Wochenmarkt auf dem Pforzheimer Turnplatz bietet ein Stück Normalität

Zwischen Kohlkopf und Mundschutz geht auf dem Pforzheimer Turnplatz ein halbwegs normales Marktgeschehen über die Bühne – trotz Coronavirus. Kunden halten Abstand zueinander, und die Händler haben zum eigenen Schutz eine Plastikwand vor sich aufgebaut. Viele Obst- und Gemüsesorten sind derzeit teurer.

Reges Treiben herrscht am Samstag auf dem Wochenmarkt in Pforzheim.
Reges Treiben herrscht am Samstag auf dem Wochenmarkt in Pforzheim. Foto: Ehmann

Auf dem Weg zum Obst- und Gemüsestand gehen Menschen umständlich große Bögen, um einander nicht zu nahe zu kommen. Viele tragen Mundschutz. Es ist frühlingshaft warm, die Sonne scheint, und auf dem Turnplatz in Pforzheim pulsiert das Leben. Aber das gesamte Markttreiben wirkt, als hätte jemand einen Gang zurückgeschaltet – wegen des Coronavirus.
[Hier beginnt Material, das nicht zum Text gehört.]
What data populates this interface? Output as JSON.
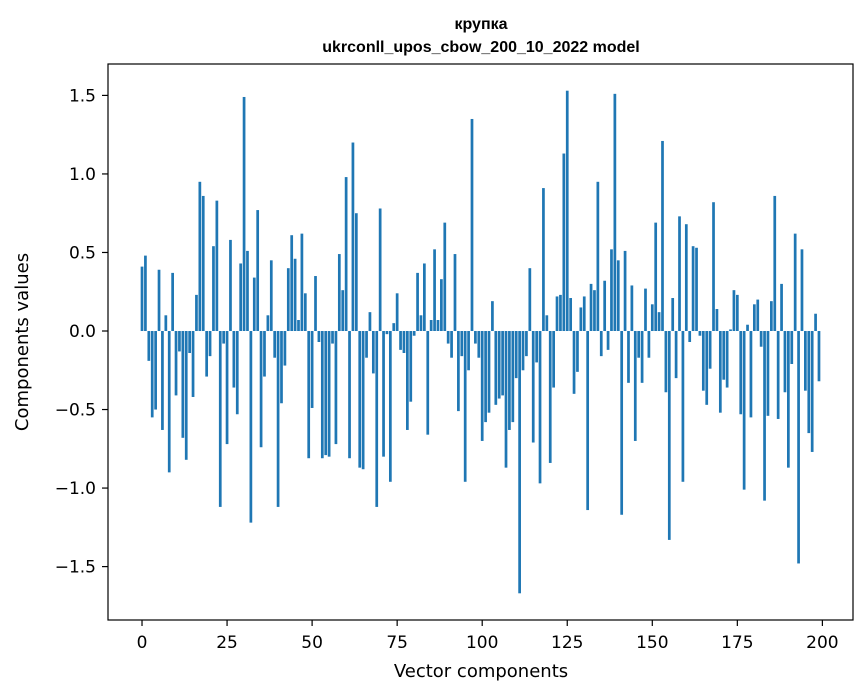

Ulrich Kalmbach und Tochter Naomi scheinen dennoch guter Dinge zu sein an diesem schönen Samstagmorgen und mit der Situation, in die Corona die ganze Welt gezwängt hat, klarzukommen. „Aber entspannt ist das mit Sicherheit nicht“, sagt der Vater.

Die Kalmbachs haben sich auf dem Wochenmarkt mit Lauch, Pilzen, Karotten und Eissalat eingedeckt. Seine Frau sei der Ansicht gewesen, die 15-jährige Tochter solle lieber zuhause bleiben, erzählt Kalmbach. „Aber ich hab gesagt: Komm’ mit. Das ist ein Stück Normalität.“

Abstandhalten wird wegen Coronavirus zur Normalität

Zu einer neuen Normalität wird allmählich das Abstandsgebot. Ulrich und Naomi Kalmbach stellen fest, dass viele Menschen „erstaunlich diszipliniert“ seien – in Supermärkten noch mehr als hier auf dem Turnplatz.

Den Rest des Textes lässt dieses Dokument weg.